La grand-mère du Maroc m'a donné un jeu de cartes, elles sont belles avec des beaux dessins dessus très colorés. Elle nous a appris à y jouer avec papa et maman, c'était vraiment drôle, et comme cela nous amusait tous beaucoup Fatna riait et on pouvait voir qu'il lui manquait plusieurs dents alors je riais encore plus.
J'ai appris plein de mots avec elle, je sais lui montrer une image en disant " chouf ", je sais compter jusqu'à dix et heureusement parce que pour jouer avec elle aux cartes mieux vaut savoir compter.

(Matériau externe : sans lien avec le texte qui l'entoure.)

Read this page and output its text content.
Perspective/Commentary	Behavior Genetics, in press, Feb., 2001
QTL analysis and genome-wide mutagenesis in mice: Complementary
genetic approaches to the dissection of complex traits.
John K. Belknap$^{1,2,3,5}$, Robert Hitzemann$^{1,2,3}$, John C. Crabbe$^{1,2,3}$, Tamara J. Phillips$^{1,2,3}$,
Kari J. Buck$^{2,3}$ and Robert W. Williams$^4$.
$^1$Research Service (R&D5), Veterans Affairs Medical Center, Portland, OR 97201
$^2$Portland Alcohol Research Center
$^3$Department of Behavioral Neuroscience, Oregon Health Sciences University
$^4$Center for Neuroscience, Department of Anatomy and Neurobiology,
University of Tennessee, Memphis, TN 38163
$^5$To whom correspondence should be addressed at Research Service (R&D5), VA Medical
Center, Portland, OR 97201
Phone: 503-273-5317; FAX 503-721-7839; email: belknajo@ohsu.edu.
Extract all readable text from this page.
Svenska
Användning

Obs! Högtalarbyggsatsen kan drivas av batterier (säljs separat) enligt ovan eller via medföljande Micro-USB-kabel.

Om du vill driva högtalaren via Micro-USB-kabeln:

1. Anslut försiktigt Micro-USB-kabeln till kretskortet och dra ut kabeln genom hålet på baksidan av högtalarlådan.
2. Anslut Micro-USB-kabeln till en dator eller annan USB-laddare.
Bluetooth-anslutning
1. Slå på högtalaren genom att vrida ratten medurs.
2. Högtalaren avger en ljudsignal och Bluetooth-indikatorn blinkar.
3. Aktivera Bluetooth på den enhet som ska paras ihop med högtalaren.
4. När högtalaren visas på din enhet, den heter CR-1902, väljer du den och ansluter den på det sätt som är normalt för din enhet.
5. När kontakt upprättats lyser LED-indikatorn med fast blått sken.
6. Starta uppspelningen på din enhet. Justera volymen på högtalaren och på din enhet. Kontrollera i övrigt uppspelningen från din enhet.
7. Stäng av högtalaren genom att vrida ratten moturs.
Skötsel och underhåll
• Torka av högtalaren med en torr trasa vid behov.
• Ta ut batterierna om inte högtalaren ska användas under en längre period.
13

Trois mois sont vite passés, papa a dit : " le visa arrive à sa fin " maman m'a expliqué que cela voulait dire que l'autorisation donnée par la France à Fatna pour rester ne serait bientôt plus valable. J'ai fait mine de comprendre mais je ne savais pas qu'il fallait une autorisation et ça m'a fait penser à mon copain Réto qui lui aussi a besoin d'une autorisation pour aller voir son père en prison. La grand-mère du Maroc préparait ses valises, elle m'a montré toutes les photos qu'elle avait, pas plus de dix mais avec beaucoup d'enfant dessus, plus qu'il n'y en a dans ma rue. Elle a dit leur prénom., il y avait mes cousins et des voisins, Bénaïssa, Mounir, Zaïd, Amida, Fatima, Mohamed, Sonia, Abdila… Certains ont des maisons en terre et d'autres en briques, ils sourient tous et ont l'air de bien s'amuser. Elle m'a montré du doigt un grand cactus à côté d'une maison, et m'a fait signe de manger quelque chose en disant " Mmmm ". Papa m'a alors dit qu'elle voulait me faire savoir qu'il y avait des fruits sur le cactus, ce sont des figues de barbarie et elles sont délicieuses. Le Maroc c'est vraiment super. Les derniers jours ont vite passé, avec maman on a préparé des paquets avec des cadeaux pour les oncles, les tantes et les cousins. Des pulls, des maillots, des bonbons, des jouets et des sous. Fatna nous a dit au revoir, c'était très triste, elle a embrassé maman, et puis moi et m'a serré très fort et encore embrassé et puis papa l'a fait monter dans la voiture, et ils sont partis.
Je ne sais pas si on ira au Maroc cette année, j'ai demandé à maman elle m'a dit que peut-être.